I am currently living and working in NYC, and when I joined my job, I was awarded couple hundreds of stocks which will vest in periodic intervals over the next couple of years. On my 2020 W2, on box 14, I have line for RSU with value 85K which corresponds with the value of vested stock units in 2020. However, these value of stock units seemed to have been considered as income on my W2. But those stock units are in my brokerage account- I haven't sold them so I actually don't have money for them. What's more, when I go to do my taxes, it says I owe $6K in Federal taxes. However, every time the stock vested, my company took some amount of stock units and sold them off for tax(at a whopping 22% tax), so I have already paid tax on vested units. So for example:

Box 1(Wages, tips, other income): $222,647
Regular Income: $137,000
RSU: $85,000
Taxes Paid: $47,000

So it seems vesting stock units pushed my income level to another tax level(even though I actually don't have liquid money for the stocks) and the tax that I have already paid for my regular weekly wages + stock vesting isn't enough to cover the tax liability at that level. Is this a normal scenario? Shouldn't the taxes being taken out when the stock vests be enough cover the liability? If the stock tanks, wouldn't I be paying taxes for money I don't have ?


2 Answers 2


Here's a basic scenario to explain what's happening. Say you are awarded 1,000 shares of company stock that's worth $25 per share at the time of the vesting. When those shares are released to you, it counts as $25,000 of income (25 * 1,000). Just like "regular" income, a portion of that is withheld to cover at least part of your tax burden. Stock awards are treated like bonuses, so a flat 22% of that income must be withheld. They do that by withholding shares, so instead of 1,000 shares you get 880 shares worth $19,500 (780 * 25). The other $5,500 is paid to the government and including in your withholding when you file your taxes.

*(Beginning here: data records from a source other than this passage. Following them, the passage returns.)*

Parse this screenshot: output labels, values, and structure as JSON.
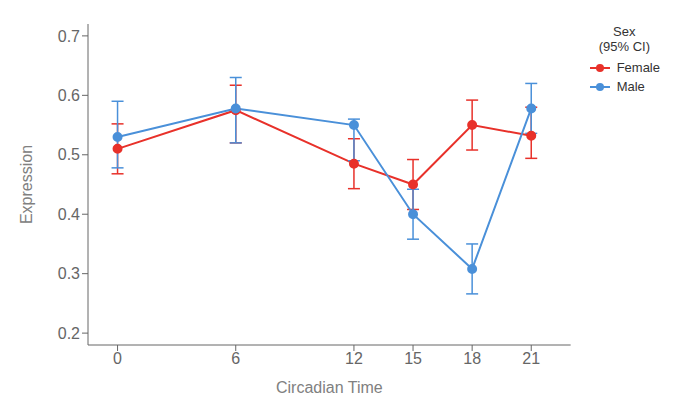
{
  "chart_data": {
    "type": "line",
    "x_label": "Circadian Time",
    "y_label": "Expression",
    "legend_title": "Sex\n(95% CI)",
    "legend": "right",
    "grid": false,
    "x": [
      0,
      6,
      12,
      15,
      18,
      21
    ],
    "xlim": [
      -1.5,
      23
    ],
    "xticks": [
      0,
      6,
      12,
      15,
      18,
      21
    ],
    "ylim": [
      0.18,
      0.72
    ],
    "yticks": [
      0.2,
      0.3,
      0.4,
      0.5,
      0.6,
      0.7
    ],
    "series": [
      {
        "name": "Female",
        "color": "#E8312A",
        "marker": "circle",
        "line_style": "solid",
        "values": [
          0.51,
          0.575,
          0.485,
          0.45,
          0.55,
          0.532
        ],
        "error_lo": [
          0.042,
          0.055,
          0.042,
          0.042,
          0.042,
          0.038
        ],
        "error_hi": [
          0.042,
          0.042,
          0.042,
          0.042,
          0.042,
          0.048
        ]
      },
      {
        "name": "Male",
        "color": "#4A90D9",
        "marker": "circle",
        "line_style": "solid",
        "values": [
          0.53,
          0.578,
          0.55,
          0.4,
          0.308,
          0.578
        ],
        "error_lo": [
          0.052,
          0.058,
          0.06,
          0.042,
          0.042,
          0.042
        ],
        "error_hi": [
          0.06,
          0.052,
          0.01,
          0.042,
          0.042,
          0.042
        ]
      }
    ]
  }
}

Since 22% is lower than your marginal tax bracket, that withholding wasn't enough to fully cover your overall tax bill, and you have tax due when you file. If instead, you had changed your W-4 to increase your withholding, more tax would have been taken out of your regular paycheck and you would have had a smaller tax bill at filling. So it's just a matter of when your tax is paid, not how much is paid.

I've ignored state taxes but those would be withheld in the same manner if you have state income tax.

If the stock tanks, wouldn't I be paying taxes for money I don't have ?

You are taxed on the income which is fixed no matter what the stock does after vesting. You can always sell your shares to cover your tax bill or just remove that risk.

Also note that if you have a loss after selling your shares, then that reduces your tax bill since it's basically an investment loss. And vice-versa. If the stock goes up after vesting and you sell for a gain, you'll pay capital gains tax on the gains. It's the exact same math as if you were paid a bonus in cash and used it to buy company stock.

When I receive RSUs, my thought is "if I had this much in cash, would I buy my company's stock?" The answer is almost always NO, and I sell my shares as soon as I can. I either have better uses for the money, like paying off debt or reinvesting in other things, so keeping it in my compnay's stock is not always the best decision.

  • Also, keep in mind that if the stock tanks, every share you sell at a loss will (at least in most scenarios) reduce your taxes. Jul 29, 2021 at 21:40

Withholding for RSUs is an estimate of the taxes that will be due, just as it is for any other type of income. In your case, the 22% withholding is significantly less than your 35% tax bracket, so you will owe additional tax.

I recommend that you increase your withholding for this year and future years by filing a new W-4 with an amount on line 4c to pay the additional amount of tax you owe on the RSUs.

If you’re concerned about the risk owning your company’s stock, then you should sell it.